I disagree.You have your priorities backwards. It doesn't help us at all if we identify it, but let it crash, with irreparable damage and data loss sustained.
My priorities are straightforward, and in order of priority:
- Molly's survival
- Survival of Molly's war party
- Everything else
This thing has already jumped to conclusions and tried to kill Molly once, taking us down to 6/15 health and -1 wound penalty.
If the choices are let it crash or let it stab Molly in the neck again, Im letting it crash and fixing whats left.
As most people here who have lived through the heydyay of Worm's popularity will remember?
Dragon in Worm, while a sapient AI, had explicit, hardcoded safeguards that compelled her to attack and destroy anyone who tried to modify her programming. She had no choice in the matter.
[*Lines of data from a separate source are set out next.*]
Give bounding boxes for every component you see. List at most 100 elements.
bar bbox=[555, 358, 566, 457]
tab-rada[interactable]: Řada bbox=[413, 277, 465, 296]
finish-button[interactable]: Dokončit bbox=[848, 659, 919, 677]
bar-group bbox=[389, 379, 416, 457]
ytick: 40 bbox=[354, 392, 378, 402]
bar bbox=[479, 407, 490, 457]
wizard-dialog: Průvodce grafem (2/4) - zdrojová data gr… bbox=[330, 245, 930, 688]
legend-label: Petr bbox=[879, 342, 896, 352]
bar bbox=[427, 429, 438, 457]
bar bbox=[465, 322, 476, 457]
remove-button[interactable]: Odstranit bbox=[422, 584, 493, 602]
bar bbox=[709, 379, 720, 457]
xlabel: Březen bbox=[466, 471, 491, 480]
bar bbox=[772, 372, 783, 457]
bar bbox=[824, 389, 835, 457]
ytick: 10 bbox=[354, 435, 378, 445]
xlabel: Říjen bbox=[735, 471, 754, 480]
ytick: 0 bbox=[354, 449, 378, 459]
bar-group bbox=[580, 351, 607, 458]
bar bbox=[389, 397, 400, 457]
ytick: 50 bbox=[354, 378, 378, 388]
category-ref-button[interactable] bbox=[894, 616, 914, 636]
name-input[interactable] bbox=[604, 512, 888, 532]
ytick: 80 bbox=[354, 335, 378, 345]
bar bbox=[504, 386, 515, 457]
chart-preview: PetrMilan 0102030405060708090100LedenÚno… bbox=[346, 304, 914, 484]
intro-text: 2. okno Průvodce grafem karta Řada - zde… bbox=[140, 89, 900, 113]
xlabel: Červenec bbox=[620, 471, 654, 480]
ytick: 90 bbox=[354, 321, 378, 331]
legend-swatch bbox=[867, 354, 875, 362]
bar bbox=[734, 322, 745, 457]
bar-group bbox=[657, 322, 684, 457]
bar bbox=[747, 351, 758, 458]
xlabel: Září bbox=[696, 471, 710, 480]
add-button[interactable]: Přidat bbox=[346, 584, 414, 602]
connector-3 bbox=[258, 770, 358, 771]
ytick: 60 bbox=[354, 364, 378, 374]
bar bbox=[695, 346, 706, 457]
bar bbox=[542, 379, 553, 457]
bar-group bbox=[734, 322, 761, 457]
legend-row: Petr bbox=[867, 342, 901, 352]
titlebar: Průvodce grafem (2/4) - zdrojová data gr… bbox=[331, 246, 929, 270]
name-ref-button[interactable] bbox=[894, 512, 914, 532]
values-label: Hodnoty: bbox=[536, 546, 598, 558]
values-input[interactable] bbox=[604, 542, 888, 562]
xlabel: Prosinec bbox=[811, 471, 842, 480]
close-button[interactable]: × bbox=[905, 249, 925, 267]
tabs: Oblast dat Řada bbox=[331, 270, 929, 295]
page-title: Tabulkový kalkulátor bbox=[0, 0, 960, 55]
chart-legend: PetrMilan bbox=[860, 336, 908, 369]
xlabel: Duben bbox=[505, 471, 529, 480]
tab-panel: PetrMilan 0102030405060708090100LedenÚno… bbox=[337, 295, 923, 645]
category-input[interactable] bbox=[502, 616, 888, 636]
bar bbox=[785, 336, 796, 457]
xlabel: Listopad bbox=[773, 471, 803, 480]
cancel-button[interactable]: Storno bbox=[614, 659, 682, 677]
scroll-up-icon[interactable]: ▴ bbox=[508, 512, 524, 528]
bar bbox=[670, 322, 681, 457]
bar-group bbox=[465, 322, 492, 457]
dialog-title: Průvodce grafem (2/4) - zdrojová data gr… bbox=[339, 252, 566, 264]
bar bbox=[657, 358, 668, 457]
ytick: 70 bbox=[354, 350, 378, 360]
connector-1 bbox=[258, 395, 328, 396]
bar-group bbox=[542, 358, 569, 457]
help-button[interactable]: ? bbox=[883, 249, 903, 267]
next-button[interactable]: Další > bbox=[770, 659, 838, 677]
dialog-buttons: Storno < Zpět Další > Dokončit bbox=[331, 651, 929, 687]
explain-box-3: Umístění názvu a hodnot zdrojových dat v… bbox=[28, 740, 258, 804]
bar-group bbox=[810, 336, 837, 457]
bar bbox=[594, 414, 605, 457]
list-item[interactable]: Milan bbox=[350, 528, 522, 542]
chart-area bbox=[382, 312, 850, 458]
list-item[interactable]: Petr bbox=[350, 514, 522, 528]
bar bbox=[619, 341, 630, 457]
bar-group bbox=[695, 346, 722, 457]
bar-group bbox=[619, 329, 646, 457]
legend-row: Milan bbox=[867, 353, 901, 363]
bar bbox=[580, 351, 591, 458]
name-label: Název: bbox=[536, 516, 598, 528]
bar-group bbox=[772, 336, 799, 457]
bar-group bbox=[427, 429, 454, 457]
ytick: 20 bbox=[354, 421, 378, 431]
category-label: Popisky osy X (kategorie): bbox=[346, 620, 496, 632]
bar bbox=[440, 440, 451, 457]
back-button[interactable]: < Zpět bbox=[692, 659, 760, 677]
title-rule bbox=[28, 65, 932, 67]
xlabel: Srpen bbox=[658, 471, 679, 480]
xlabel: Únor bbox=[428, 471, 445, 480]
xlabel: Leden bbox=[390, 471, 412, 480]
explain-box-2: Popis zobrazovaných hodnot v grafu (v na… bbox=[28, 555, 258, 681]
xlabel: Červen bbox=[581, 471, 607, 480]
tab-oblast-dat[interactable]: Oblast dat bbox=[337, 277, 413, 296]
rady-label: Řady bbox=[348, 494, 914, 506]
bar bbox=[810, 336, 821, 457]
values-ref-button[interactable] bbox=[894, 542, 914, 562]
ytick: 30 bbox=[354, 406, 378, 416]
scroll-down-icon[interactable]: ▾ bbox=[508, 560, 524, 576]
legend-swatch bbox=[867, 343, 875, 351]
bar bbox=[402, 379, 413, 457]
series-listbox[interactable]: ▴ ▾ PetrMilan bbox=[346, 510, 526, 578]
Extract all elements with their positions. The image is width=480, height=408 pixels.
We have no idea if anything similar exists here. We had best find out first before anything else.
If I was a Solar crafter of the High First Age producing an artificial construct with weapons that could potentially kill me, I sure as fuck would safeguard my programming and put in access codes to prevent any rival, rebel or assassin trying to subvert its programming for their own purposes.
Whether another Solar or a Lunar or someone's summoned demons.
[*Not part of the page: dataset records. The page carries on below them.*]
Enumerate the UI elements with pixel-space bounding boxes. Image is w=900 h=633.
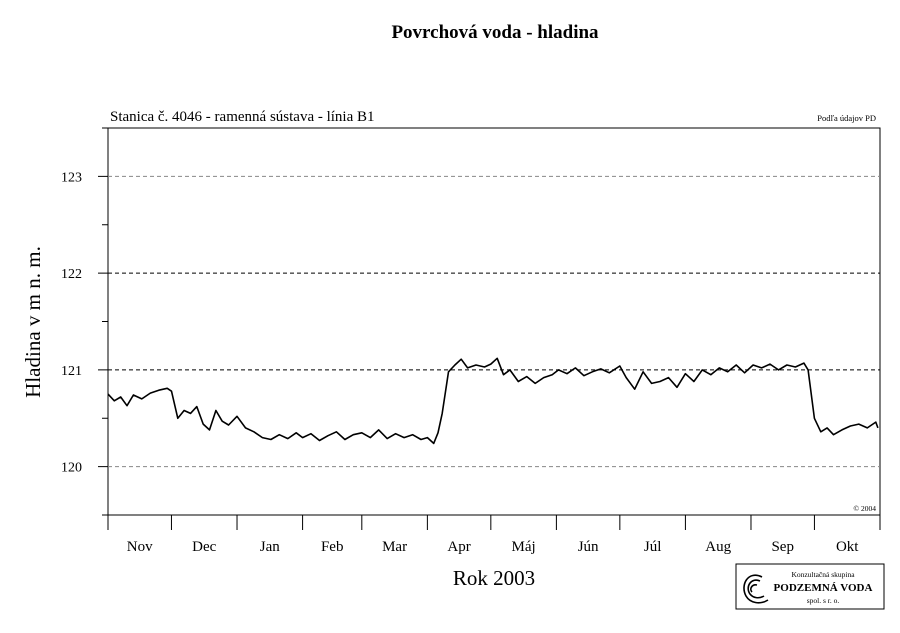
company-logo: Konzultačná skupina PODZEMNÁ VODA spol. … <box>735 563 885 610</box>
x-tick-label: Feb <box>321 539 344 555</box>
copyright-note: © 2004 <box>853 504 876 513</box>
logo-line-2: PODZEMNÁ VODA <box>774 582 873 594</box>
logo-line-1: Konzultačná skupina <box>791 570 855 579</box>
x-tick-label: Jan <box>260 539 280 555</box>
x-tick-label: Nov <box>127 539 153 555</box>
y-tick-label: 123 <box>61 170 82 185</box>
series-line <box>107 357 879 445</box>
x-tick-label: Mar <box>382 539 407 555</box>
x-tick-label: Máj <box>512 539 536 555</box>
x-tick-label: Apr <box>447 539 470 555</box>
logo-line-3: spol. s r. o. <box>807 596 840 605</box>
x-tick-label: Jún <box>578 539 599 555</box>
y-axis-label: Hladina v m n. m. <box>21 246 45 398</box>
gridlines <box>108 175 880 468</box>
spiral-icon <box>743 574 769 604</box>
x-tick-label: Dec <box>192 539 216 555</box>
x-axis-label: Rok 2003 <box>453 566 535 590</box>
y-tick-label: 121 <box>61 364 82 379</box>
y-tick-label: 120 <box>61 461 82 476</box>
y-tick-label: 122 <box>61 267 82 282</box>
x-tick-label: Sep <box>771 539 794 555</box>
plot-frame <box>107 127 881 516</box>
x-tick-label: Aug <box>705 539 731 555</box>
x-tick-label: Okt <box>836 539 859 555</box>
chart-subtitle: Stanica č. 4046 - ramenná sústava - líni… <box>110 109 375 125</box>
x-tick-label: Júl <box>644 539 662 555</box>
source-note: Podľa údajov PD <box>817 113 876 123</box>
y-axis: 120 121 122 123 <box>61 127 108 516</box>
logo-frame <box>735 563 885 610</box>
x-axis: Nov Dec Jan Feb Mar Apr Máj Jún Júl Aug Sep Okt <box>107 514 881 555</box>
chart-title: Povrchová voda - hladina <box>391 22 599 43</box>
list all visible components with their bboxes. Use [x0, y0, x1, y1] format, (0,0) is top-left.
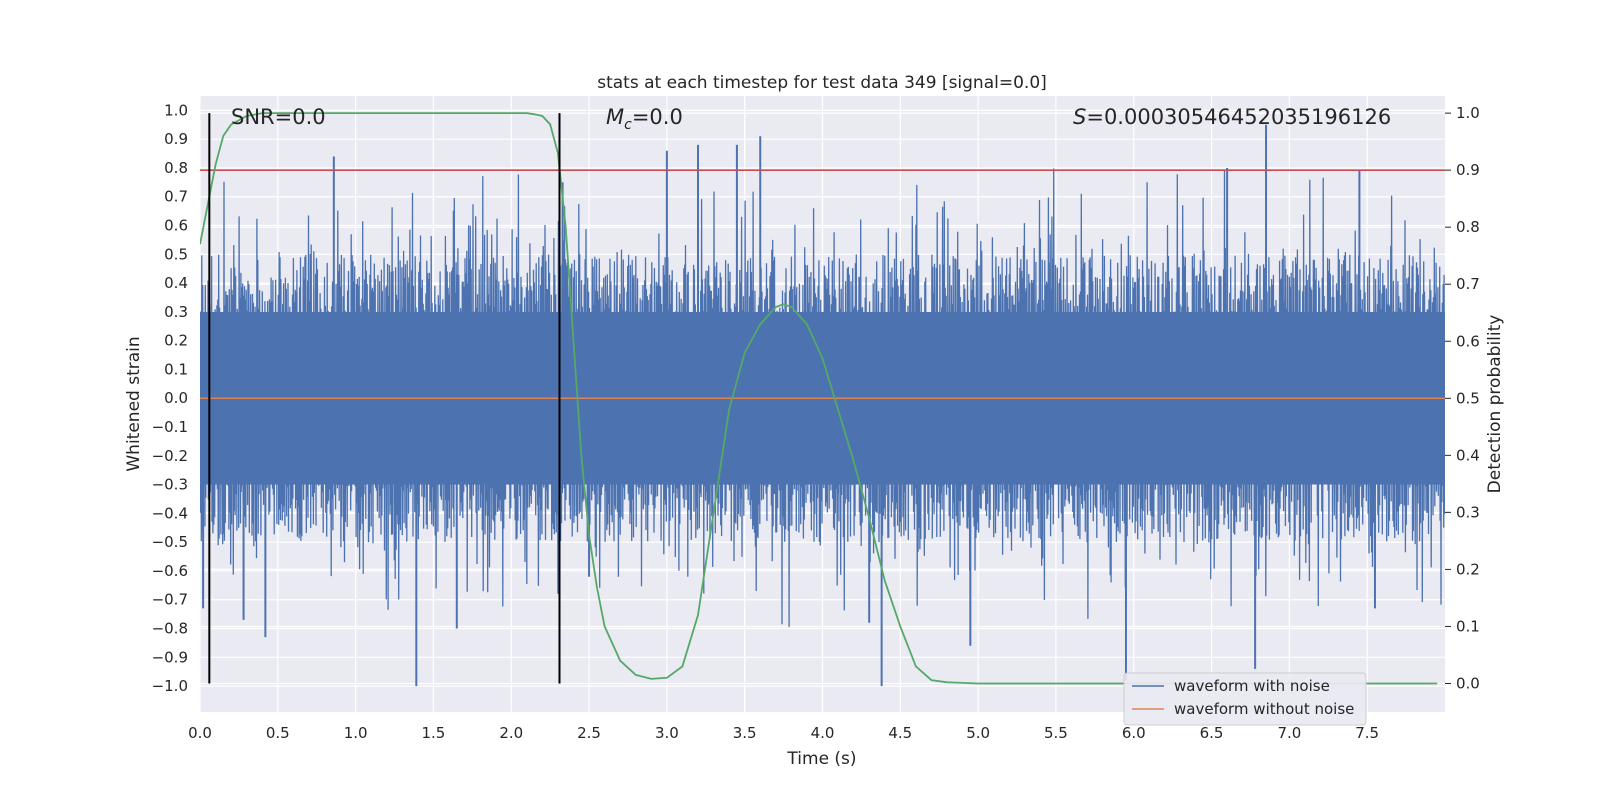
x-tick-label: 0.5: [266, 724, 290, 742]
mc-symbol: M: [606, 105, 624, 129]
y-tick-label-right: 0.3: [1456, 503, 1480, 521]
y-tick-label-left: 0.5: [164, 245, 188, 263]
series-detection-probability: [200, 112, 1438, 685]
y-tick-label-right: 0.7: [1456, 275, 1480, 293]
y-tick-label-left: 0.6: [164, 217, 188, 235]
y-tick-label-left: 0.3: [164, 303, 188, 321]
y-tick-label-right: 0.5: [1456, 389, 1480, 407]
x-tick-label: 2.5: [577, 724, 601, 742]
x-tick-label: 3.0: [655, 724, 679, 742]
x-tick-label: 7.0: [1277, 724, 1301, 742]
s-symbol: S: [1073, 105, 1086, 129]
chart-title: stats at each timestep for test data 349…: [597, 73, 1047, 93]
y-tick-label-right: 0.0: [1456, 674, 1480, 692]
y-axis-label-right: Detection probability: [1485, 315, 1505, 494]
mc-annotation: Mc=0.0: [606, 105, 683, 133]
legend-label-waveform-without-noise: waveform without noise: [1174, 700, 1354, 718]
s-value: =0.00030546452035196126: [1086, 105, 1391, 129]
y-tick-label-left: 0.8: [164, 159, 188, 177]
y-tick-label-right: 0.4: [1456, 446, 1480, 464]
y-tick-label-left: 0.2: [164, 332, 188, 350]
y-tick-label-right: 1.0: [1456, 104, 1480, 122]
legend: waveform with noise waveform without noi…: [1123, 672, 1367, 726]
series-layer: [200, 112, 1445, 687]
snr-annotation: SNR=0.0: [231, 105, 326, 129]
y-tick-label-left: 0.7: [164, 188, 188, 206]
y-tick-label-left: 0.9: [164, 130, 188, 148]
y-tick-label-left: −1.0: [152, 677, 188, 695]
y-tick-label-right: 0.9: [1456, 161, 1480, 179]
x-tick-label: 2.0: [499, 724, 523, 742]
x-tick-label: 4.5: [888, 724, 912, 742]
x-tick-label: 6.5: [1200, 724, 1224, 742]
s-annotation: S=0.00030546452035196126: [1073, 105, 1391, 129]
y-tick-label-left: 0.0: [164, 389, 188, 407]
y-tick-label-left: −0.7: [152, 591, 188, 609]
y-tick-label-left: −0.9: [152, 648, 188, 666]
y-tick-label-right: 0.2: [1456, 560, 1480, 578]
x-tick-label: 6.0: [1122, 724, 1146, 742]
x-tick-label: 7.5: [1355, 724, 1379, 742]
y-tick-label-right: 0.6: [1456, 332, 1480, 350]
y-tick-label-left: −0.3: [152, 476, 188, 494]
x-axis-label: Time (s): [786, 749, 856, 769]
y-tick-label-right: 0.8: [1456, 218, 1480, 236]
y-tick-label-right: 0.1: [1456, 617, 1480, 635]
mc-value: =0.0: [632, 105, 683, 129]
y-tick-label-left: 0.4: [164, 274, 188, 292]
mc-subscript: c: [624, 117, 632, 133]
y-tick-label-left: 0.1: [164, 360, 188, 378]
legend-label-waveform-with-noise: waveform with noise: [1174, 677, 1330, 695]
ticks: 0.0 0.5 1.0 1.5 2.0 2.5 3.0 3.5 4.0 4.5 5.0 5.5 6.0 6…: [152, 101, 1480, 742]
y-tick-label-left: −0.6: [152, 562, 188, 580]
y-tick-label-left: −0.8: [152, 620, 188, 638]
y-axis-label-left: Whitened strain: [124, 336, 144, 471]
y-tick-label-left: −0.5: [152, 533, 188, 551]
x-tick-label: 5.0: [966, 724, 990, 742]
y-tick-label-left: −0.2: [152, 447, 188, 465]
y-tick-label-left: −0.4: [152, 504, 188, 522]
x-tick-label: 3.5: [733, 724, 757, 742]
x-tick-label: 5.5: [1044, 724, 1068, 742]
x-tick-label: 1.0: [344, 724, 368, 742]
y-tick-label-left: 1.0: [164, 101, 188, 119]
y-tick-label-left: −0.1: [152, 418, 188, 436]
legend-box: [1123, 672, 1367, 726]
x-tick-label: 1.5: [422, 724, 446, 742]
x-tick-label: 0.0: [188, 724, 212, 742]
x-tick-label: 4.0: [811, 724, 835, 742]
During the Usurpation, more than one Solar who wasnt at the dinner was murdered by hitherto-loyal DBs and Sidereals subverting the programming of their constructs.
And thats not counting what, if anything, may have been introduced into its programming since.
Our proper course of action should be
- Find out if we even have authorized access, or if we'll be risking triggering lethal failsafes by trying to work on it, from a stab in the back to a self-destruct explosion taking out everything within 20 yards
- Then find out if we can fix it, and if we have the materials to do so
- Lastly, decide if we SHOULD fix it, or if the world is better off if its deactivated.